I know this item has already made the rounds over the weekend but I wanted to take a moment to highlight again the great work done by the excellent blogger of the New Jersey Real Estate Report in uncovering the National Association of Realtors (NAR) gross mishandling of basic homes sales data for New Jersey.
Just to reiterate, although the first quarter 2008 home sales data released by the NAR last month showed widespread and significant home sales declines for 47 states, it also included what was termed by various media organizations as a potential “silver lining” with the New Jersey results unexpectedly showing a 4.05% increase in sales on a year-over-year basis, a significant turnaround.
Many onlookers were puzzled but the New Jersey Real Estate Report’s blogger James Bednar, intimately familiar with the regions housing market, immediately suspected there was an error.
After multiple emails to the NAR regional and national leadership concerning the matter, the NAR quietly and only locally reported that there was, in fact, a dramatic error made while “crunching the numbers”.

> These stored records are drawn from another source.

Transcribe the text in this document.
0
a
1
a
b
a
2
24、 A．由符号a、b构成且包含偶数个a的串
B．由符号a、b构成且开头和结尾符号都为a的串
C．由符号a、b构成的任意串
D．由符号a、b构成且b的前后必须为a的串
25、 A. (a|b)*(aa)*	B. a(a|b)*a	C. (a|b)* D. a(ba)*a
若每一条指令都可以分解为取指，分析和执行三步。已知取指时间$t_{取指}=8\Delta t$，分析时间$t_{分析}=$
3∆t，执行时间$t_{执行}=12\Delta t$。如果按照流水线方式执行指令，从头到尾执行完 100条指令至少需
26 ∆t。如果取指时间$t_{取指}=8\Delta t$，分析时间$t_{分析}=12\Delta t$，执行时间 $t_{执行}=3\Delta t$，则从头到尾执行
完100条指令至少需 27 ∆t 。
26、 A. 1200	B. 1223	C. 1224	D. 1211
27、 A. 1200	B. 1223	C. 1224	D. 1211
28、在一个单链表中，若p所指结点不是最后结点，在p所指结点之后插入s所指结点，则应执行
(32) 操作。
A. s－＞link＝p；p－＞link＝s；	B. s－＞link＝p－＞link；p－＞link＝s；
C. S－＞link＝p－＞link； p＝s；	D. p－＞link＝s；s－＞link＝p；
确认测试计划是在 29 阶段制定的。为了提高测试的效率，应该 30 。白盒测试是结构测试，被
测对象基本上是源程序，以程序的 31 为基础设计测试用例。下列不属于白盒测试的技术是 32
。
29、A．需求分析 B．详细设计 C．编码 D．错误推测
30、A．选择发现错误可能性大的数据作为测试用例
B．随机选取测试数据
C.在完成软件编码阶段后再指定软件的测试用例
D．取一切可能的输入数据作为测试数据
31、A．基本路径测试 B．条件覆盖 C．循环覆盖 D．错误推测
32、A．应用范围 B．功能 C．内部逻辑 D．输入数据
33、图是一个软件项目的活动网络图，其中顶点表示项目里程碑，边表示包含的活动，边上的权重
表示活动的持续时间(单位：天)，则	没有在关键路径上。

As it turns out, there was no increase at all and New Jersey home sales, in reality, actually declined by a whopping 30%.
How’s that for a blunder?
Sadly though, a “number crunching” error of this scale coming from the National Association of Realtors really doesn’t seem very surprising.
This event confirms that the NARs numbers should always be taken with a significant degree of suspicion and that their data should not be assumed to be immune from careless or even negligent mishandling.